Gharmis

Regions with significant populations
- Tajikistan

Languages
- Tajik, Russian

Religion
- Sunni Islam

Related ethnic groups
- Other Iranian peoples

= Gharmi Tajiks =

Ethnic group of Tajiks

The Gharmi Tajiks (Note: Гармские таджики; Тоҷикони Ғарм, /tg/) are one of the original regional groups of Tajiks, with origins in the Rasht Valley in central Tajikistan.

==History==
From the 1920s to 1955, there was a Gharm Oblast in Tajikistan, and henceforth people from central Tajikistan were known as Gharmi Tajiks. During the 1950s, many Gharmi Tajiks were forced to migrate by soviet government from central Tajikistan to the Vakhsh River Valley in western Tajikistan.

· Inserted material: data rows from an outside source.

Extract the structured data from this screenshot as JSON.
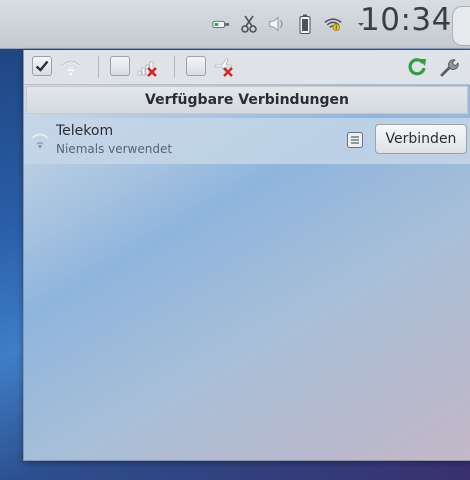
{
  "panel": {
    "clock": "10:34",
    "tray_icons": [
      "network-cable-icon",
      "scissors-icon",
      "speaker-icon",
      "battery-icon",
      "wifi-warning-icon",
      "chevron-down-icon"
    ]
  },
  "popup": {
    "toolbar": {
      "wifi_enabled": true,
      "mobile_enabled": false,
      "airplane_enabled": false,
      "icons": [
        "wifi-icon",
        "mobile-signal-disabled-icon",
        "airplane-disabled-icon",
        "refresh-icon",
        "wrench-icon"
      ]
    },
    "section_title": "Verfügbare Verbindungen",
    "connections": [
      {
        "name": "Telekom",
        "status": "Niemals verwendet",
        "button_label": "Verbinden"
      }
    ]
  },
  "colors": {
    "panel_bg": "#d0d5da",
    "accent_green": "#2ea043",
    "disabled_red": "#d22222"
  }
}
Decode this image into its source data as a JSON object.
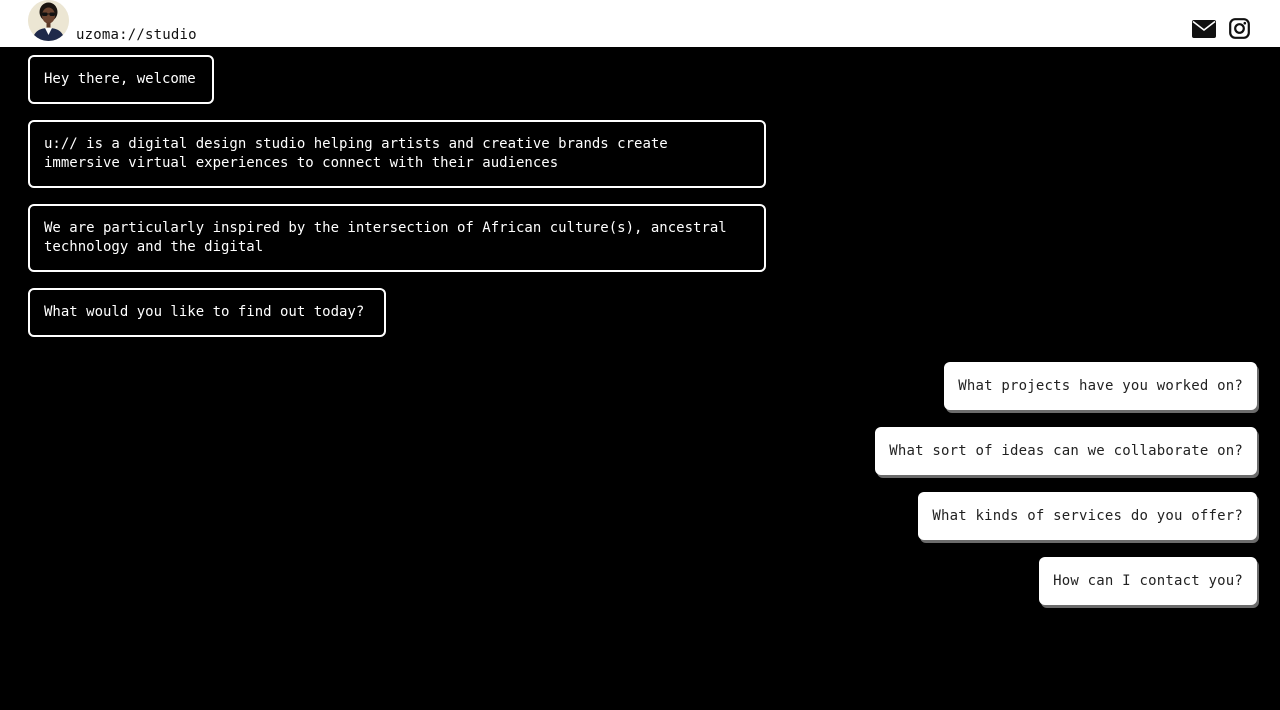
{
  "header": {
    "brand": "uzoma://studio",
    "avatar_icon": "avatar",
    "mail_icon": "mail-icon",
    "instagram_icon": "instagram-icon",
    "background": "#ffffff"
  },
  "chat": {
    "bot_messages": [
      "Hey there, welcome",
      "u:// is a digital design studio helping artists and creative brands create immersive virtual experiences to connect with their audiences",
      "We are particularly inspired by the intersection of African culture(s), ancestral technology and the digital",
      "What would you like to find out today?"
    ],
    "quick_replies": [
      "What projects have you worked on?",
      "What sort of ideas can we collaborate on?",
      "What kinds of services do you offer?",
      "How can I contact you?"
    ]
  },
  "colors": {
    "background": "#000000",
    "bubble_border": "#ffffff",
    "reply_background": "#ffffff",
    "reply_shadow": "#6b6b6b"
  }
}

Gharmi Tajiks were largely excluded from government positions, which were dominated by individuals from Khujand. Gharmi Tajiks who settled in Qurghonteppa Oblast are frequently described as a clan group that found social niches in education and the marketplace.

After Tajikistan became independent in 1991, many Gharmi Tajiks participated in protests against communists and the government. When the Civil War of Tajikistan broke out in 1992 a large number of Gharmi Tajiks joined the DPT-IRP opposition. The organization Human Rights Watch among others, reported that Gharmi Tajiks were targeted for execution, disappearances, mass killings, and Gharmi villages were burnt.

During the fall and winter of 1992, as many as 90,000 Gharmi Tajiks were expelled from their homes and found refuge in Afghanistan in a campaign described by the United States Department of State as a pogrom. This was followed by heavy fighting in the Rasht Valley between government and opposition forces that led to the destruction of villages. There is evidence that rape was used by both sides during this campaign.